Harley’s results roared ahead of analysts’ expectations for the sixth quarter in a row, though its sales and profits both dropped. It’s suffering from a slump in American demand (US retail sales fell by nearly twice as much as worldwide) and being squeezed by import taxes (a.k.a. tariffs) the European Union (EU) imposed in response to US tariffs on steel and aluminum. The new taxes add about $2,200 to the price tag of each bike imported into Europe – Harley’s second-biggest market. And this is on top of Harley’s increased costs of getting its hands on steel and aluminum (important metals for its bikes) stateside.
Why should I care?
For markets: Harley’s in the woods, but it’s got a roadmap.
Harley shares rose by 8% on Tuesday but are still down this year – with investors likely concerned about the company’s candle being burned at both ends by rising costs and falling sales. However, to steer around the EU’s tariffs, Harley’s announced plans to move production of its bikes destined for Europe out of the US altogether – a move that the US president has threatened with… wait for it… even more taxes. It’s also releasing a new strategy next week to grow its overseas ridership.
The bigger picture: Trade wars cost many.

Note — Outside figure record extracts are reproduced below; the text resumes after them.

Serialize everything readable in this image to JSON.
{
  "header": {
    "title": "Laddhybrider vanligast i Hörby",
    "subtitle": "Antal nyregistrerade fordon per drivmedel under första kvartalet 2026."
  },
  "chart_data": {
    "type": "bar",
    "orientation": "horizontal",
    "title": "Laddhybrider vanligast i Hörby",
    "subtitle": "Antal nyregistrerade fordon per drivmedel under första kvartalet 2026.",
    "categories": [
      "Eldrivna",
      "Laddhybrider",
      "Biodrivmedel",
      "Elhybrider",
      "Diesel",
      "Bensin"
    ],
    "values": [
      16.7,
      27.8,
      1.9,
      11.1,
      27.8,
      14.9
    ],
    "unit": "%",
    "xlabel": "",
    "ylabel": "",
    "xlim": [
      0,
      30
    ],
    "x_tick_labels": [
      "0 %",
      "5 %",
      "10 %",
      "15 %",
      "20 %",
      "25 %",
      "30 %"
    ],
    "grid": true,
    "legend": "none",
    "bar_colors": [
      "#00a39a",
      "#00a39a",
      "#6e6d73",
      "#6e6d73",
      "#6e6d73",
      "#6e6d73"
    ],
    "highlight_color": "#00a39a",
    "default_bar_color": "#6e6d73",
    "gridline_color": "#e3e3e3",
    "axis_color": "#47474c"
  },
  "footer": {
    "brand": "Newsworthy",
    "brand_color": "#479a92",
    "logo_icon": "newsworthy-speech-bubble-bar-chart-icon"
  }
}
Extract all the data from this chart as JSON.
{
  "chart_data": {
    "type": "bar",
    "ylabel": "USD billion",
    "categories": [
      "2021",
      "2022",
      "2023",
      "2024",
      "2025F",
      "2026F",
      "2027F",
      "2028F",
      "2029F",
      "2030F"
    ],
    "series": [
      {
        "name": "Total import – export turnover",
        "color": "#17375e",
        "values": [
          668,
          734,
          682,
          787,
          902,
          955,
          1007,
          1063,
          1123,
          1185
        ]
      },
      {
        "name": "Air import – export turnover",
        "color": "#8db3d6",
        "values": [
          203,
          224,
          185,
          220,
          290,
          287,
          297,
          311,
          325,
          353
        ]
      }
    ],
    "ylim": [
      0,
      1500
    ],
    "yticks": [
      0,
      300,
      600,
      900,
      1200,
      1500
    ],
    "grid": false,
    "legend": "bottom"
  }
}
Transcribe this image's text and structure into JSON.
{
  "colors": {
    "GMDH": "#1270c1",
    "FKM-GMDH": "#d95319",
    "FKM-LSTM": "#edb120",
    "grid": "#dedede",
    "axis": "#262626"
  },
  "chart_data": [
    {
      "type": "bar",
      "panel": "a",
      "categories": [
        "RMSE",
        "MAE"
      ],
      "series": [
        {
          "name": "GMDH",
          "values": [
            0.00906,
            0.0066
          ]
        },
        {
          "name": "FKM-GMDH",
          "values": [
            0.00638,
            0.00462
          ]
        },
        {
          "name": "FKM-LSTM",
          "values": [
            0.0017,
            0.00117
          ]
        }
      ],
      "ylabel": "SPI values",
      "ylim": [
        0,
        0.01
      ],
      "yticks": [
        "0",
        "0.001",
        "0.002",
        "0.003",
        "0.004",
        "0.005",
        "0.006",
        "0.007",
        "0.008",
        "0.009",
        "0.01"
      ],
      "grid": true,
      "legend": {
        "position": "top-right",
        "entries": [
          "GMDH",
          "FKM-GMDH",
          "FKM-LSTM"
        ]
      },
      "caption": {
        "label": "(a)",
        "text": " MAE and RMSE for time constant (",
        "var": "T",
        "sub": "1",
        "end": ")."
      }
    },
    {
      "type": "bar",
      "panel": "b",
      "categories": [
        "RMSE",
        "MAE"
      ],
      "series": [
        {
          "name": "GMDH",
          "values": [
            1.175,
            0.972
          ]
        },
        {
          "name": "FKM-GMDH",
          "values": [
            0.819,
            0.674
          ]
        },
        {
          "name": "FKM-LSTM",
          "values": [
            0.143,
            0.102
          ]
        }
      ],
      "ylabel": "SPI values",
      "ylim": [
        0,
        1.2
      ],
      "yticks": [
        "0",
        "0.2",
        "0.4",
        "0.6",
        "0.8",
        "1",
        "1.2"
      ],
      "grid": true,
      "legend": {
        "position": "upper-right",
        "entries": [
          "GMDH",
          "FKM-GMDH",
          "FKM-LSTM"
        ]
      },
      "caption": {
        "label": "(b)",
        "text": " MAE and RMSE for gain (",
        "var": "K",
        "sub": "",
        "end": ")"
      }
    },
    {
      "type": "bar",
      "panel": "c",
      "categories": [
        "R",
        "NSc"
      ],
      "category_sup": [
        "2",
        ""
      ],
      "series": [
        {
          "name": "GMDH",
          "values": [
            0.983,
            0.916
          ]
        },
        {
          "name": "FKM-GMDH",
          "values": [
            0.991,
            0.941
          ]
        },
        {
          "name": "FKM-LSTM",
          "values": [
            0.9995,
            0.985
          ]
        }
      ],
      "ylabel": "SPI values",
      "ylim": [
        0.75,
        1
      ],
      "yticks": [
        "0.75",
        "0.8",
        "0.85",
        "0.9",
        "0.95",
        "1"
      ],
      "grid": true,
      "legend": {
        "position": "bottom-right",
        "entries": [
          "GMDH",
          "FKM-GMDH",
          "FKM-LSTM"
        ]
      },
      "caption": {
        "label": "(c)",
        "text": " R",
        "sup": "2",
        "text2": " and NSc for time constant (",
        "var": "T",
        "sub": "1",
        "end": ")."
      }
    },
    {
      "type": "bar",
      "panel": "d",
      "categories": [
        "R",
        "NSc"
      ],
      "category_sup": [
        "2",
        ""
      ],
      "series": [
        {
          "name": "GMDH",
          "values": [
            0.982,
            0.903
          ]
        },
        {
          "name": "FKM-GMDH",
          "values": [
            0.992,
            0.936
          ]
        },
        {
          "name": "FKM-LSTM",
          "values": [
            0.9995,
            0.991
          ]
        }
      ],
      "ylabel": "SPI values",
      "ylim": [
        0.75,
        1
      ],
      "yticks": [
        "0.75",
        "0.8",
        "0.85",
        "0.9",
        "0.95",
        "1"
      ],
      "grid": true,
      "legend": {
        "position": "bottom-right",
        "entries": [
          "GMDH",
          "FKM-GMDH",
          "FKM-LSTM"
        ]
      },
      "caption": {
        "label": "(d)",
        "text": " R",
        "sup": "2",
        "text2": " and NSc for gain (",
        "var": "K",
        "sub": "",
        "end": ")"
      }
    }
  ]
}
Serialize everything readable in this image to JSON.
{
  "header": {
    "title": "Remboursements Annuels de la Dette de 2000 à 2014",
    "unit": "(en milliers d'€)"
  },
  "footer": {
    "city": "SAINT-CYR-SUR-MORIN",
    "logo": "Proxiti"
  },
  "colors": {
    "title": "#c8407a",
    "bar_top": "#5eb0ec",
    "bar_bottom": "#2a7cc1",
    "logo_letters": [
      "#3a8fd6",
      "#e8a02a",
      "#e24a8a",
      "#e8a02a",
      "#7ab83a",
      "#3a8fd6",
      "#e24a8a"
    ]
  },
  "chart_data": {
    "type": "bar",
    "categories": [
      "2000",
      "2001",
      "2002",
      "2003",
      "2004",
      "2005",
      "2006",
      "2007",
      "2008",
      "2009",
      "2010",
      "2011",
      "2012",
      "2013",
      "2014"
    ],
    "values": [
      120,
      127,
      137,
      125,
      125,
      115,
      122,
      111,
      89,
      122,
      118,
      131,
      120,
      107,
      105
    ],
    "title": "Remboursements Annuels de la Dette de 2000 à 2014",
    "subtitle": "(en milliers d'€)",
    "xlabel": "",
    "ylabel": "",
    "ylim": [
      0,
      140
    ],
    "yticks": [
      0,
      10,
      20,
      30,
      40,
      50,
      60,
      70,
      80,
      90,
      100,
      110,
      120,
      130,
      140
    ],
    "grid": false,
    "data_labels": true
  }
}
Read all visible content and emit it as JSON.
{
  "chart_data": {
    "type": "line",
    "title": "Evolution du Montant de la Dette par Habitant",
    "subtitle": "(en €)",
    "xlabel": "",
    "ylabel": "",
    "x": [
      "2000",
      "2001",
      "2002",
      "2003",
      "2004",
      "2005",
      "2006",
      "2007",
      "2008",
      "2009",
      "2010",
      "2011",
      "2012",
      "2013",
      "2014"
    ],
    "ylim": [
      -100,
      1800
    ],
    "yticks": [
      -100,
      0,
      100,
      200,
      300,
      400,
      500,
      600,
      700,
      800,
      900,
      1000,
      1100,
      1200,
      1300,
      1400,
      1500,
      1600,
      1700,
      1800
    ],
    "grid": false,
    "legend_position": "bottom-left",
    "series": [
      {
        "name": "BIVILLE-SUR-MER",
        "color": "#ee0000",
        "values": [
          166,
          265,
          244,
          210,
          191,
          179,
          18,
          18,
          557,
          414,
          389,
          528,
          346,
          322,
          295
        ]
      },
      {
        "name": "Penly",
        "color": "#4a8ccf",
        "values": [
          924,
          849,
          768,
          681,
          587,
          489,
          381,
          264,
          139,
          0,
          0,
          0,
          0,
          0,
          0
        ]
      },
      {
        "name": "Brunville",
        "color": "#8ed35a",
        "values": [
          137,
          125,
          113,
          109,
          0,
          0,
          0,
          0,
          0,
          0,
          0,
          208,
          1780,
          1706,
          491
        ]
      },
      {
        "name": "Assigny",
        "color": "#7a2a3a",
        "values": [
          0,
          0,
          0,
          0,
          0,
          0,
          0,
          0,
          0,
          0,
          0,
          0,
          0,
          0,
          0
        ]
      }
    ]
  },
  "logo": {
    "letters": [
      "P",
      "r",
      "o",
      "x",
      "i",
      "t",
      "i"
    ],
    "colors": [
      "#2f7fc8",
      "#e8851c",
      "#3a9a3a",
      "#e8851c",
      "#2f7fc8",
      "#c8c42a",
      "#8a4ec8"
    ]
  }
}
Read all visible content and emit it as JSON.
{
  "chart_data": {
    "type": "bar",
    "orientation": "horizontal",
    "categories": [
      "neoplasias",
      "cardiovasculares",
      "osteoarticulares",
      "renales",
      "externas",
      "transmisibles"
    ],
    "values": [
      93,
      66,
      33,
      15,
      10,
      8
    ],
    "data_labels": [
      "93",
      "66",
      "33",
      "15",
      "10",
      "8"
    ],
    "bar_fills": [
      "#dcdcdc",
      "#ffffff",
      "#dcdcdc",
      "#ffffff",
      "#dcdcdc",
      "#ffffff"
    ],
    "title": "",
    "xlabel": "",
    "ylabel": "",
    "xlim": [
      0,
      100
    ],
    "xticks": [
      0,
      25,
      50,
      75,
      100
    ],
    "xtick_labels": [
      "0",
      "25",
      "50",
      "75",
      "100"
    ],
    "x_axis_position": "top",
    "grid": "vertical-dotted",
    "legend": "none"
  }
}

Nothing happens in a vacuum; tariffs imposed by the US have global consequences. China, Canada and Mexico (among others) have responded with their own tariffs and the EU’s retaliatory measures are targeting classic American produce – like blue jeans, bourbon, cigarettes and peanut butter – along with motorbikes. It looks like the game of one-upmanship is biting away at everyone involved.